Blog Yazılarımız

TUDPAM | Türk Dış Politikası Araştırma Merkezi > Analizler > “Eski” ve “Yeni Ortadoğu”: Arap Devrimlerinden Günümüze Bitmeyen Bölgesel Türbülans

“Eski” ve “Yeni Ortadoğu”: Arap Devrimlerinden Günümüze Bitmeyen Bölgesel Türbülans

Mehmet BABACAN

Bursa Uludağ Üniversitesi, Uluslararası İlişkiler, Doktorant

Ortadoğu bölgesinin dünya gündeminde sıklıkla yer alması geçmişten günümüze bu bölgeyle ilgili akademik araştırma ve incelemelerin sayısını da çoğaltmış özellikle uluslararası siyaset ve uluslararası güvenlik bilimlerinin odağını çoğu kez Ortadoğu ve Kuzey Afrika (OKA) coğrafyası oluşturmuştur. Tarihin her döneminde büyük güç rekabetinin ve hegemonya arayışının merkezi olan bu bölge jeoekonomik, jeopolitik ve jeostratejik açılardan olduğu gibi dinsel ve kültürel açıdan da küresel siyasete yön veren dinamikleri bünyesinde barındırmaktadır.
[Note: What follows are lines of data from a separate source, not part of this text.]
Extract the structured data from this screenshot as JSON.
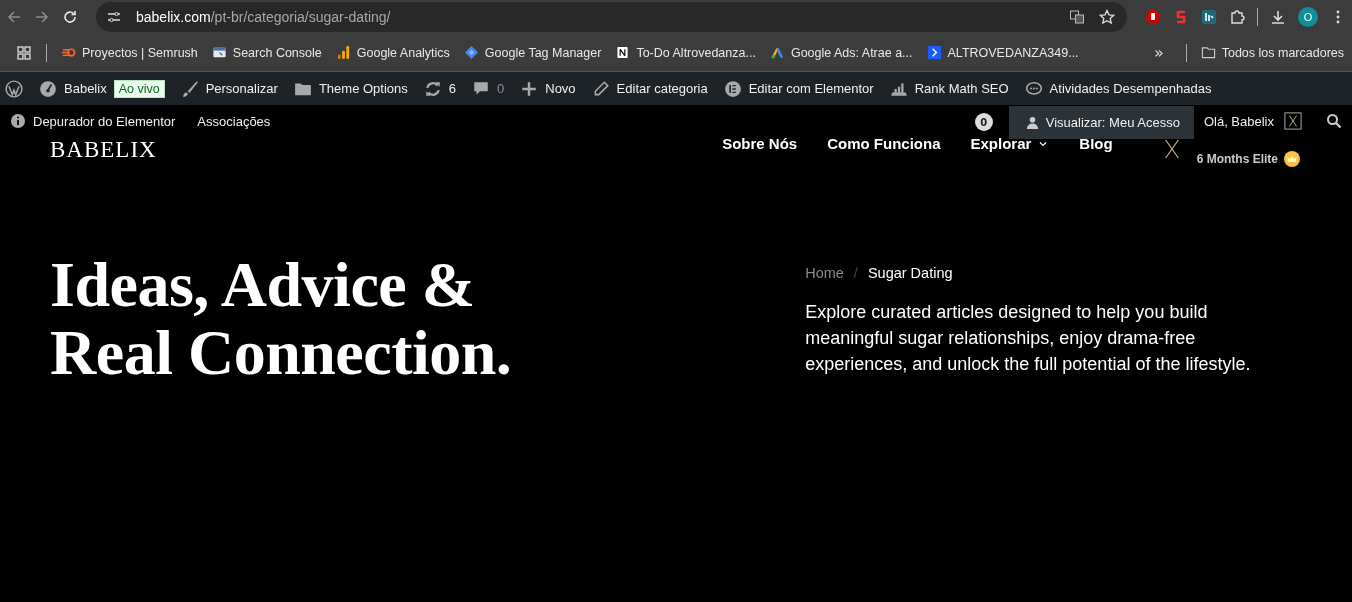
{
  "browser": {
    "url_host": "babelix.com",
    "url_path": "/pt-br/categoria/sugar-dating/",
    "profile_initial": "O",
    "bookmarks": [
      {
        "kind": "semrush",
        "label": "Proyectos | Semrush"
      },
      {
        "kind": "console",
        "label": "Search Console"
      },
      {
        "kind": "analytics",
        "label": "Google Analytics"
      },
      {
        "kind": "tagmanager",
        "label": "Google Tag Manager"
      },
      {
        "kind": "notion",
        "label": "To-Do Altrovedanza..."
      },
      {
        "kind": "ads",
        "label": "Google Ads: Atrae a..."
      },
      {
        "kind": "arrow",
        "label": "ALTROVEDANZA349..."
      }
    ],
    "overflow": "»",
    "all_bookmarks": "Todos los marcadores"
  },
  "admin_bar": {
    "items": [
      {
        "kind": "wp"
      },
      {
        "kind": "site",
        "label": "Babelix",
        "badge": "Ao vivo"
      },
      {
        "kind": "brush",
        "label": "Personalizar"
      },
      {
        "kind": "folder",
        "label": "Theme Options"
      },
      {
        "kind": "updates",
        "label": "6"
      },
      {
        "kind": "comments",
        "label": "0"
      },
      {
        "kind": "plus",
        "label": "Novo"
      },
      {
        "kind": "pencil",
        "label": "Editar categoria"
      },
      {
        "kind": "elementor",
        "label": "Editar com Elementor"
      },
      {
        "kind": "rankmath",
        "label": "Rank Math SEO"
      },
      {
        "kind": "chat",
        "label": "Atividades Desempenhadas"
      }
    ],
    "row2": [
      {
        "kind": "info",
        "label": "Depurador do Elementor"
      },
      {
        "kind": "plain",
        "label": "Associações"
      }
    ],
    "notification_count": "0",
    "dropdown_item": "Visualizar: Meu Acesso",
    "greeting": "Olá, Babelix"
  },
  "site_header": {
    "logo": "BABELIX",
    "nav": [
      {
        "label": "Sobre Nós",
        "has_menu": false
      },
      {
        "label": "Como Funciona",
        "has_menu": false
      },
      {
        "label": "Explorar",
        "has_menu": true
      },
      {
        "label": "Blog",
        "has_menu": false
      }
    ],
    "membership": "6 Months Elite"
  },
  "hero": {
    "title_lines": [
      "Ideas, Advice &",
      "Real Connection."
    ],
    "breadcrumb_separator": "/",
    "breadcrumb": [
      {
        "label": "Home",
        "selected": false
      },
      {
        "label": "Sugar Dating",
        "selected": true
      }
    ],
    "description": "Explore curated articles designed to help you build meaningful sugar relationships, enjoy drama-free experiences, and unlock the full potential of the lifestyle."
  }
}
Bölgenin çatışmacı stratejik kültürü[i] yanında post-Osmanlı dönemde tecrübe ettiği kolonyal yönetim biçimleri bugünkü bölgesel ve küresel güvenlik problemlerini miras bırakmıştır.

Demokratikleşmeyi ve sivil toplumun katılımını teşvik eden mekanizmaların olmayışı, yaygın kitlesel işsizlik, ekonomik yapısal problemler ve artan nepotizm gibi faktörler karşısında 2010 yılının sonlarına doğru kolektif bir biçimde protestolara başlayan bölge halklarının eylemleriyle gelişen “Arap baharı” gelinen noktada bölgede arzulanan tabloya çok uzak bir görünüm ortaya çıkarmıştır. Bölgedeki geleneksel monarşiler (Suudi Arabistan, Birleşik Arap Emirlikleri/BAE vb.) karşı-devrimci tutumlarla konumlarını tahkim etmeye yönelirken sürece değişik zaviyelerden bakan Türkiye, İran ve Katar gibi diğer aktörler ise devrimleri ve halk hareketlerini desteklemişlerdir.[ii] Ancak devrimler sürecinde artış gösteren devlet-dışı aktörler ve para-militer grupların yükselişi bölgedeki istikrarsızlık ve terör ortamının yayılarak çoğalmasını doğurmuştur. Neticede Suriye, Yemen ve kısmen Libya gibi kriz ve çatışma bölgelerinin varlığı ile Boko-Haram, el-Kaide, DEAŞ/IŞİD, PKK/PYD/YPG gibi terör örgütlerinin etkinlik kazandığı bölgesel bir türbülans haline girilmiştir. Soğuk Savaş dönemindeki Amerika Birleşik Devletleri–Sovyet Sosyalist Cumhuriyetler Birliği (ABD-SSCB) çekişmesinin ve 1948’den itibaren Arap-İsrail Savaşlarının istikrarsız kıldığı bölge; Soğuk Savaş sonrası dönemde ise, 2003-Irak Savaşından itibaren bölgede yaygın görülen “vekâlet savaşları”, “terörist grup” ve “organizasyonlar” ile 2011’den itibaren “Arap baharı” kapsamında bölgesel güvensizlik girdabına sürüklenmiştir.[iii]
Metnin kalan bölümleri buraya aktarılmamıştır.